At this moment, Stanislas arrived unheard, saw Lucien with bowed figure, his eyes full of tears and his head on Louise’s lap. Satisfied with this sufficiently compromising tableau, Stanislas backed out towards du Châtelet, who was standing outside the drawing-room door. Madame de Bargeton quickly rushed forward, but failed to reach the two spies who, aware that they were intruding, had beaten a hasty retreat.
‘Who were those people?’ she asked her servants.
‘Monsieur de Chandour and Monsieur du Châtelet,’ answered Gentil, her old manservant.
She returned pale and trembling to her boudoir.
‘If they saw you in that posture,’ she said to Lucien, ‘I am lost!’
‘So much the better!’ exclaimed the poet.
This selfish outburst, prompted by love, drew a smile from her. In the provinces an episode like this becomes worse in the telling. In no time at all, everyone knew that Lucien had been discovered on his knees before Naïs. Monsieur de Chandour, enjoying the importance which the affair conferred on him, went off to relate this great event to his cronies, after which he spread the news from house to house. Du Châtelet made haste to declare he had seen nothing; but while thus holding back he incited Stanislas to talk and improve on the details. Thinking himself witty, Stanislas added new ones each time he told the story. That evening Amélie’s drawing-room was crowded, for by evening the most extravagant versions were circulating among the nobility of Angoulême, since everyone enlarged on Stanislas’s story. Men and women alike were impatient to know the truth. The women who hid their faces in horror and talked most loudly of scandal and perversity were of course Amélie, Zéphirine, Fifine and Lolotte, who were all more or less involved in illicit relationships. All possible variations were sung on this cruel theme.
‘Well now!’ said one of them. ‘Have you heard about poor Naïs? I for one don’t believe it; her life has been wholly blameless. She’s much too proud to be more than a benefactress to Monsieur Chardon. But if it’s true, I’m heartily sorry for her.’

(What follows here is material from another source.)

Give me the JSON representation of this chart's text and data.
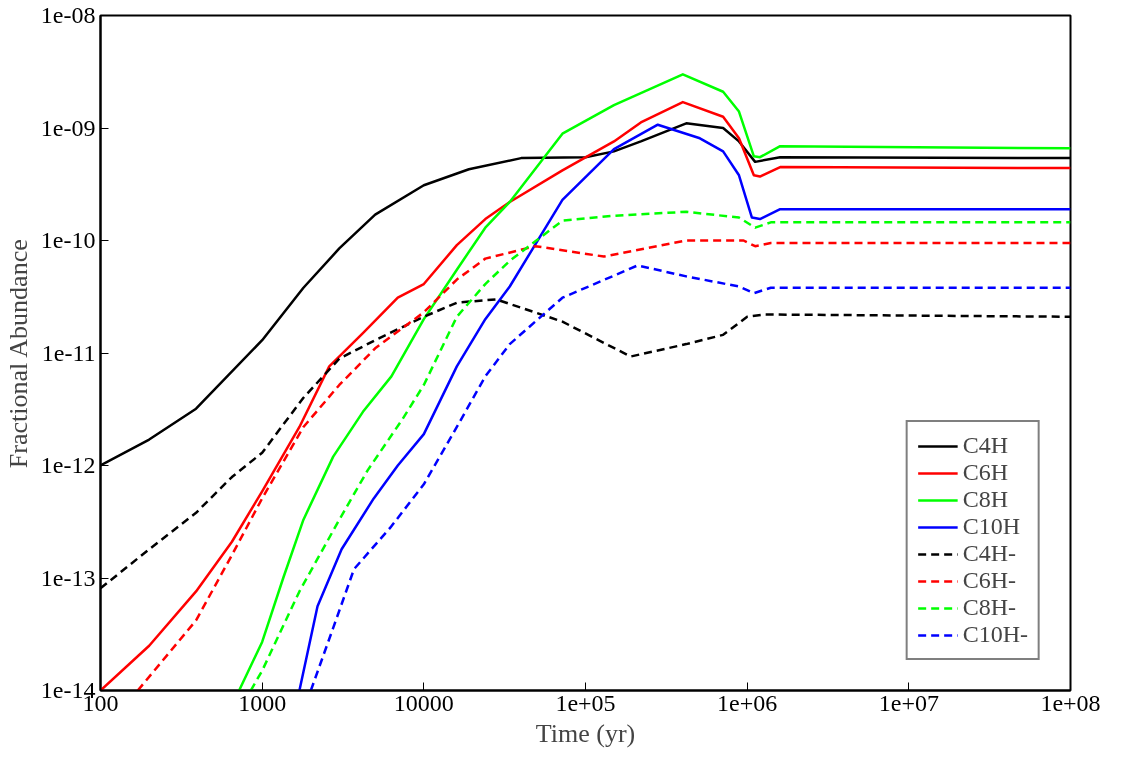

‘She’s so much more to be pitied because she’s making herself frightfully ridiculous. Why, she’s old enough to be
the mother of Monsieur Lulu, as Jacques called him. This little versifier is twenty-two at the most, and, between ourselves, Naïs is certainly forty.’
‘Well,’ said Châtelet, ‘I believe that the very posture in which Monsieur was discovered proves that Naïs is innocent. You don’t go down on your knees to get what you’ve had already.’
‘That depends!’ said Francis with a ribald air which earned him a disapproving glance from Zéphirine.
‘But do tell us what the situation is,’ Stanislas was asked as a secret conclave formed in a corner of the salon.
Stanislas had ended up by composing a little tale which was full of indecencies, and he accompanied it with gestures and postures which made the whole thing prodigiously incriminating.
‘It’s unbelievable,’ they all repeated.
‘In full daylight!’ said one of them.
‘Naïs is the last person I would have suspected.’
‘What will she do now?’
There followed all sorts of commentaries and conjectures!… Du Châtelet defended Madame de Bargeton, but so clumsily that he fanned the flame of scandal-mongering instead of extinguishing it. Lili, in desolation at the disgrace which had fallen on the fairest divinity on the Olympus of Angoulême, went off in a flood of tears to retail the news at the Bishop’s palace. As soon as the whole town was buzzing with the scandal, the happy du Châtelet went round to Madame de Bargeton’s house where, alas, only one game of whist was in progress. He tactfully asked Naïs to come and talk with him in her boudoir. They both sat down on the little sofa.